Indiana State Police announced Monday the promotion of Major Richard S. Weigand, a Winchester resident, to assistant superintendent. Weigand graduated from Rising Sun High School and Vincennes University. A 27-year veteran of the state police, he was assigned to the Redkey District and served as trooper, squad sergeant, assistant district commander and district commander. He most recently served as commander of the training division for state police.
Prisoner handshakes are out and fist bumps are in under a new directive issued by Indiana Department of Correction Commissioner J. David Donahue. The commissioner wants to see people great each other with a gentle bump of their fists instead of a handshake. Anyone confused will be able to refer to one of the informational posters being posted in prisons. Indiana got the idea from Oklahoma as a way to cut down on the spread of illnesses, according to Department of Correction spokeswoman Java Ahmed. A spokeswoman for Indiana Gov. Mitch Daniels, said this was a prudent precaution in light of fears of a flu pandemic.
A letter written from prison by John Neal is being termed “a confession.” Indianapolis attorney J. Gregory Garrison, who is suing Neal on behalf of special Prosecutor Kit Crane, calls the letter a “blunt confession” that the 400-plus Cherry Master machines Neal placed in his numerous taverns were in fact gambling devices. A rural Yorktown resident who formerly headed the Teamsters union in Indiana, Neal has claimed over the years that Cherry Masters were games of skill. According to prosecutors, the machines are games of chance — electronic facsimiles of slot machines that have predetermined outcomes that players are unable to influence. On July 6, Special Judge Steven Nation will preside over a scheduled two-hour status conference on the RICO (racketeer influenced and corrupt organizations) lawsuit that Garrison brought against Neal last year in Madison County.

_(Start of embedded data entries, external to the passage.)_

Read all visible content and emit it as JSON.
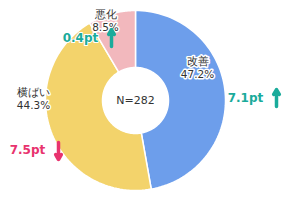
{
  "chart_data": {
    "type": "pie",
    "donut": true,
    "center_label": "N=282",
    "categories": [
      "改善",
      "横ばい",
      "悪化"
    ],
    "values": [
      47.2,
      44.3,
      8.5
    ],
    "value_labels": [
      "47.2%",
      "44.3%",
      "8.5%"
    ],
    "data_labels": true,
    "colors": [
      "#6d9eeb",
      "#f3d36b",
      "#f2b8bd"
    ],
    "changes": [
      {
        "category": "改善",
        "value": 7.1,
        "label": "7.1pt",
        "direction": "up",
        "color": "#1aab9b"
      },
      {
        "category": "横ばい",
        "value": 7.5,
        "label": "7.5pt",
        "direction": "down",
        "color": "#e8336e"
      },
      {
        "category": "悪化",
        "value": 0.4,
        "label": "0.4pt",
        "direction": "up",
        "color": "#1aab9b"
      }
    ]
  }
}
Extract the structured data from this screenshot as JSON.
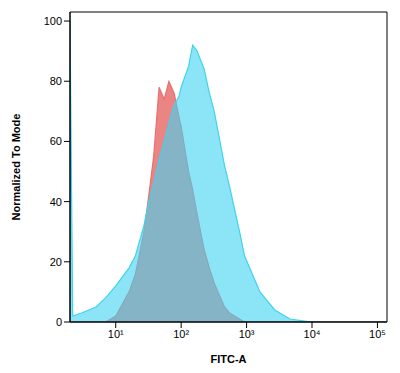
{
  "chart_data": {
    "type": "area",
    "x_label": "FITC-A",
    "y_label": "Normalized To Mode",
    "log": "x",
    "x": [
      2,
      2.2,
      3,
      5,
      7,
      10,
      16,
      20,
      27,
      32,
      38,
      46,
      55,
      65,
      78,
      93,
      100,
      130,
      150,
      175,
      225,
      270,
      320,
      460,
      550,
      780,
      930,
      1600,
      2700,
      4600,
      10000,
      140000
    ],
    "series": [
      {
        "color": "#e8706f",
        "values": [
          0,
          0,
          0,
          0,
          0,
          2,
          10,
          16,
          30,
          42,
          55,
          78,
          74,
          80,
          76,
          68,
          65,
          50,
          44,
          36,
          24,
          18,
          13,
          5,
          3,
          1,
          0,
          0,
          0,
          0,
          0,
          0
        ]
      },
      {
        "color": "#3fd3f0",
        "values": [
          100,
          2,
          3,
          5,
          8,
          12,
          18,
          22,
          32,
          40,
          46,
          54,
          60,
          66,
          72,
          75,
          78,
          85,
          92,
          90,
          84,
          76,
          70,
          52,
          45,
          30,
          22,
          10,
          4,
          1,
          0,
          0
        ]
      }
    ],
    "xlim": [
      2,
      140000
    ],
    "xticks": [
      {
        "value": 10,
        "label": "10¹"
      },
      {
        "value": 100,
        "label": "10²"
      },
      {
        "value": 1000,
        "label": "10³"
      },
      {
        "value": 10000,
        "label": "10⁴"
      },
      {
        "value": 100000,
        "label": "10⁵"
      }
    ],
    "ylim": [
      0,
      103
    ],
    "yticks": [
      0,
      20,
      40,
      60,
      80,
      100
    ]
  }
}
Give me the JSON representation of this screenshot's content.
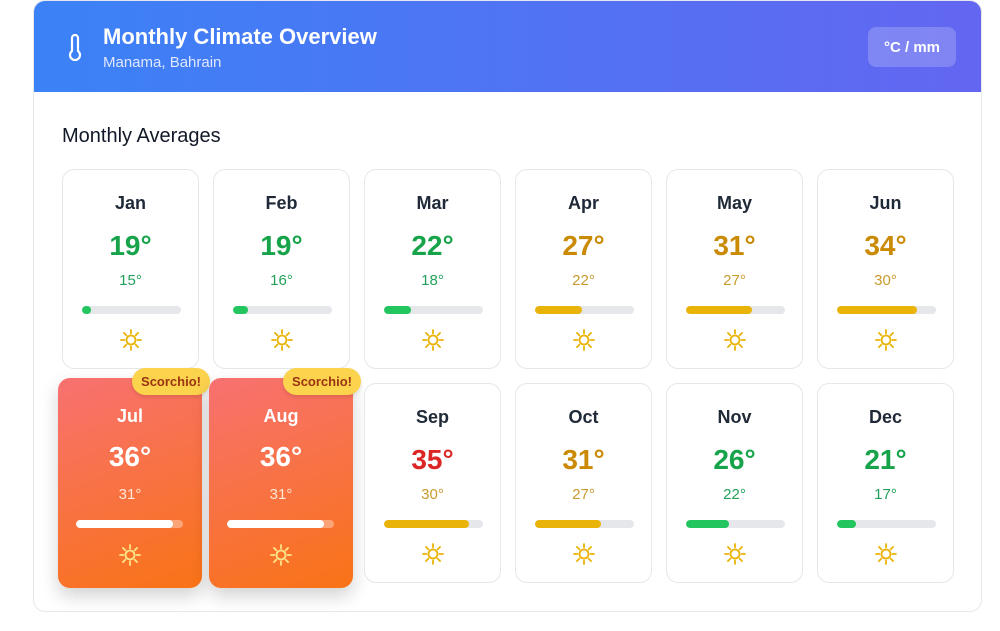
{
  "header": {
    "title": "Monthly Climate Overview",
    "location": "Manama, Bahrain",
    "unit_toggle": "°C / mm",
    "icon": "thermometer-icon"
  },
  "section_title": "Monthly Averages",
  "months": [
    {
      "name": "Jan",
      "high": "19°",
      "low": "15°",
      "level": 0.09,
      "tone": "green"
    },
    {
      "name": "Feb",
      "high": "19°",
      "low": "16°",
      "level": 0.15,
      "tone": "green"
    },
    {
      "name": "Mar",
      "high": "22°",
      "low": "18°",
      "level": 0.27,
      "tone": "green"
    },
    {
      "name": "Apr",
      "high": "27°",
      "low": "22°",
      "level": 0.47,
      "tone": "amber"
    },
    {
      "name": "May",
      "high": "31°",
      "low": "27°",
      "level": 0.67,
      "tone": "amber"
    },
    {
      "name": "Jun",
      "high": "34°",
      "low": "30°",
      "level": 0.81,
      "tone": "amber"
    },
    {
      "name": "Jul",
      "high": "36°",
      "low": "31°",
      "level": 0.91,
      "tone": "hot",
      "badge": "Scorchio!"
    },
    {
      "name": "Aug",
      "high": "36°",
      "low": "31°",
      "level": 0.91,
      "tone": "hot",
      "badge": "Scorchio!"
    },
    {
      "name": "Sep",
      "high": "35°",
      "low": "30°",
      "level": 0.86,
      "tone": "red"
    },
    {
      "name": "Oct",
      "high": "31°",
      "low": "27°",
      "level": 0.67,
      "tone": "amber"
    },
    {
      "name": "Nov",
      "high": "26°",
      "low": "22°",
      "level": 0.43,
      "tone": "green"
    },
    {
      "name": "Dec",
      "high": "21°",
      "low": "17°",
      "level": 0.19,
      "tone": "green"
    }
  ],
  "colors": {
    "green": {
      "high": "#16a34a",
      "low": "#22a05a",
      "bar": "#22c55e"
    },
    "amber": {
      "high": "#ca8a04",
      "low": "#c99a2e",
      "bar": "#eab308"
    },
    "red": {
      "high": "#dc2626",
      "low": "#c99a2e",
      "bar": "#eab308"
    },
    "sun": "#eab308"
  }
}
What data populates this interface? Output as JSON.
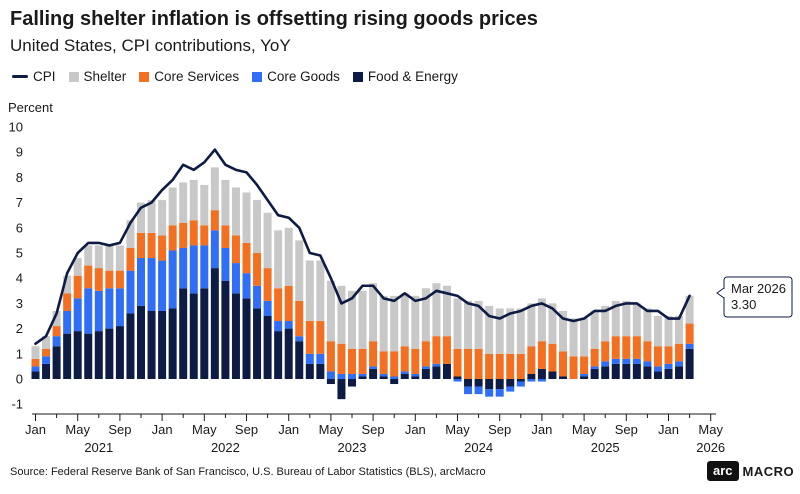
{
  "chart_data": {
    "type": "bar",
    "title": "Falling shelter inflation is offsetting rising goods prices",
    "subtitle": "United States, CPI contributions, YoY",
    "ylabel": "Percent",
    "xlabel": "",
    "ylim": [
      -1,
      10
    ],
    "yticks": [
      "-1",
      "0",
      "1",
      "2",
      "3",
      "4",
      "5",
      "6",
      "7",
      "8",
      "9",
      "10"
    ],
    "x_month_ticks": [
      "Jan",
      "May",
      "Sep",
      "Jan",
      "May",
      "Sep",
      "Jan",
      "May",
      "Sep",
      "Jan",
      "May",
      "Sep",
      "Jan",
      "May",
      "Sep",
      "Jan",
      "May"
    ],
    "x_year_labels": [
      "2021",
      "2022",
      "2023",
      "2024",
      "2025",
      "2026"
    ],
    "legend": [
      {
        "name": "CPI",
        "color": "#0d1b45",
        "kind": "line"
      },
      {
        "name": "Shelter",
        "color": "#c8c8c8",
        "kind": "bar"
      },
      {
        "name": "Core Services",
        "color": "#f36f21",
        "kind": "bar"
      },
      {
        "name": "Core Goods",
        "color": "#2f6ef5",
        "kind": "bar"
      },
      {
        "name": "Food & Energy",
        "color": "#0d1b45",
        "kind": "bar"
      }
    ],
    "periods": [
      "Jan 2021",
      "Feb 2021",
      "Mar 2021",
      "Apr 2021",
      "May 2021",
      "Jun 2021",
      "Jul 2021",
      "Aug 2021",
      "Sep 2021",
      "Oct 2021",
      "Nov 2021",
      "Dec 2021",
      "Jan 2022",
      "Feb 2022",
      "Mar 2022",
      "Apr 2022",
      "May 2022",
      "Jun 2022",
      "Jul 2022",
      "Aug 2022",
      "Sep 2022",
      "Oct 2022",
      "Nov 2022",
      "Dec 2022",
      "Jan 2023",
      "Feb 2023",
      "Mar 2023",
      "Apr 2023",
      "May 2023",
      "Jun 2023",
      "Jul 2023",
      "Aug 2023",
      "Sep 2023",
      "Oct 2023",
      "Nov 2023",
      "Dec 2023",
      "Jan 2024",
      "Feb 2024",
      "Mar 2024",
      "Apr 2024",
      "May 2024",
      "Jun 2024",
      "Jul 2024",
      "Aug 2024",
      "Sep 2024",
      "Oct 2024",
      "Nov 2024",
      "Dec 2024",
      "Jan 2025",
      "Feb 2025",
      "Mar 2025",
      "Apr 2025",
      "May 2025",
      "Jun 2025",
      "Jul 2025",
      "Aug 2025",
      "Sep 2025",
      "Oct 2025",
      "Nov 2025",
      "Dec 2025",
      "Jan 2026",
      "Feb 2026",
      "Mar 2026"
    ],
    "series": [
      {
        "name": "Food & Energy",
        "values": [
          0.3,
          0.6,
          1.3,
          1.8,
          1.9,
          1.8,
          1.9,
          2.0,
          2.1,
          2.6,
          2.9,
          2.7,
          2.7,
          2.8,
          3.6,
          3.4,
          3.6,
          4.4,
          3.9,
          3.4,
          3.2,
          2.8,
          2.5,
          1.9,
          2.0,
          1.5,
          0.6,
          0.6,
          -0.2,
          -0.8,
          -0.3,
          0.1,
          0.4,
          0.1,
          -0.2,
          0.2,
          0.1,
          0.4,
          0.5,
          0.6,
          0.1,
          -0.3,
          -0.3,
          -0.4,
          -0.4,
          -0.3,
          -0.1,
          0.2,
          0.4,
          0.3,
          0.1,
          0.0,
          0.1,
          0.4,
          0.5,
          0.6,
          0.6,
          0.6,
          0.5,
          0.3,
          0.4,
          0.5,
          1.2
        ]
      },
      {
        "name": "Core Goods",
        "values": [
          0.2,
          0.3,
          0.4,
          0.9,
          1.3,
          1.8,
          1.6,
          1.6,
          1.5,
          1.7,
          1.9,
          2.1,
          2.0,
          2.3,
          1.6,
          1.9,
          1.7,
          1.5,
          1.3,
          1.2,
          1.0,
          0.9,
          0.6,
          0.4,
          0.3,
          0.2,
          0.4,
          0.4,
          0.3,
          0.2,
          0.2,
          0.1,
          0.1,
          0.1,
          0.1,
          0.1,
          0.1,
          0.1,
          0.1,
          0.0,
          -0.1,
          -0.3,
          -0.3,
          -0.3,
          -0.3,
          -0.2,
          -0.2,
          -0.1,
          -0.1,
          0.0,
          0.0,
          0.0,
          0.1,
          0.1,
          0.2,
          0.2,
          0.2,
          0.2,
          0.2,
          0.2,
          0.2,
          0.2,
          0.2
        ]
      },
      {
        "name": "Core Services",
        "values": [
          0.3,
          0.3,
          0.4,
          0.7,
          0.9,
          0.9,
          0.9,
          0.7,
          0.7,
          0.9,
          1.0,
          1.0,
          1.0,
          1.0,
          1.0,
          1.0,
          0.8,
          0.8,
          0.9,
          1.1,
          1.2,
          1.3,
          1.3,
          1.3,
          1.4,
          1.4,
          1.3,
          1.3,
          1.2,
          1.2,
          1.0,
          1.0,
          1.0,
          0.9,
          1.0,
          1.0,
          1.0,
          1.0,
          1.1,
          1.1,
          1.1,
          1.2,
          1.2,
          1.0,
          1.0,
          1.0,
          1.0,
          1.1,
          1.1,
          1.1,
          1.0,
          0.9,
          0.7,
          0.7,
          0.8,
          0.9,
          0.9,
          0.9,
          0.8,
          0.8,
          0.7,
          0.7,
          0.8
        ]
      },
      {
        "name": "Shelter",
        "values": [
          0.5,
          0.5,
          0.6,
          0.7,
          0.7,
          0.8,
          0.9,
          1.0,
          1.0,
          1.1,
          1.2,
          1.3,
          1.4,
          1.5,
          1.6,
          1.6,
          1.6,
          1.7,
          1.8,
          1.9,
          2.0,
          2.1,
          2.2,
          2.3,
          2.3,
          2.4,
          2.4,
          2.4,
          2.4,
          2.3,
          2.3,
          2.3,
          2.3,
          2.2,
          2.2,
          2.1,
          2.1,
          2.1,
          2.1,
          2.0,
          2.0,
          1.9,
          1.9,
          1.9,
          1.8,
          1.8,
          1.8,
          1.7,
          1.7,
          1.6,
          1.6,
          1.5,
          1.5,
          1.5,
          1.4,
          1.4,
          1.4,
          1.3,
          1.3,
          1.2,
          1.2,
          1.1,
          1.1
        ]
      },
      {
        "name": "CPI",
        "values": [
          1.4,
          1.7,
          2.6,
          4.2,
          5.0,
          5.4,
          5.4,
          5.3,
          5.4,
          6.2,
          6.8,
          7.0,
          7.5,
          7.9,
          8.5,
          8.3,
          8.6,
          9.1,
          8.5,
          8.3,
          8.2,
          7.7,
          7.1,
          6.5,
          6.4,
          6.0,
          5.0,
          4.9,
          4.0,
          3.0,
          3.2,
          3.7,
          3.7,
          3.2,
          3.1,
          3.4,
          3.1,
          3.2,
          3.5,
          3.4,
          3.3,
          3.0,
          2.9,
          2.5,
          2.4,
          2.6,
          2.7,
          2.9,
          3.0,
          2.8,
          2.4,
          2.3,
          2.4,
          2.7,
          2.7,
          2.9,
          3.0,
          3.0,
          2.7,
          2.7,
          2.4,
          2.4,
          3.3
        ]
      }
    ],
    "annotation": {
      "label": "Mar 2026",
      "value": "3.30"
    },
    "grid": false
  },
  "source": "Source: Federal Reserve Bank of San Francisco, U.S. Bureau of Labor Statistics (BLS), arcMacro",
  "logo": {
    "box": "arc",
    "text": "MACRO"
  }
}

A series of new state laws take effect this coming Sunday. Effective July 1st, smokers will pay more, and almost everyone will be required to wear seat belts under dozens of new state laws that take effect. The state plans to use the extra money from smokersand hopefully matching federal dollars to provide health insurance to more than 100,000 low-income Hoosiers and fund other health initiatives. More people will have to buckle up under a law that some legislators spent years trying to enact. Current law doesnt require back-seat passengers age 16 or older or occupants in vehicles plated as trucks, which can include pickups, SUVs and minivans, to be restrained. That will change July 1, but the new law will no longer allow police to use check points to enforce seat-belt compliance.
Delphi Corp. will offer workers buyouts, severance packages, early retirement incentives and other payments in exchange for ratification of a wage-concession deal meant to help the struggling auto supplier emerge from bankruptcy and avoid a strike. The incentives for ratifying the deal vary in order to appeal to Delphis many hourly constituencies, the Detroit Free Press reported Sunday, citing people familiar with the deal whom it didnt name. Delphi and United Auto Workers leadership signed the agreement Friday, but it still must be approved by the companys 17,000 UAW members and a federal bankruptcy judge in New York. Union members expect to hear details on the pact beginning Monday. Delphi has about 6,000 employees in Indiana 5,200 workers in Kokomo, with about 2,300 of those being union workers, plus operations in Anderson.
Nicole Rash, a Ball State University student from Plymouth, late Saturday won the Miss Indiana competition held at the Zionsville Performing Arts Center. Rash had previously been named Miss Ball State University 2007. Rash will now be the state’s representative in the Miss America pageant and earn money for higher education.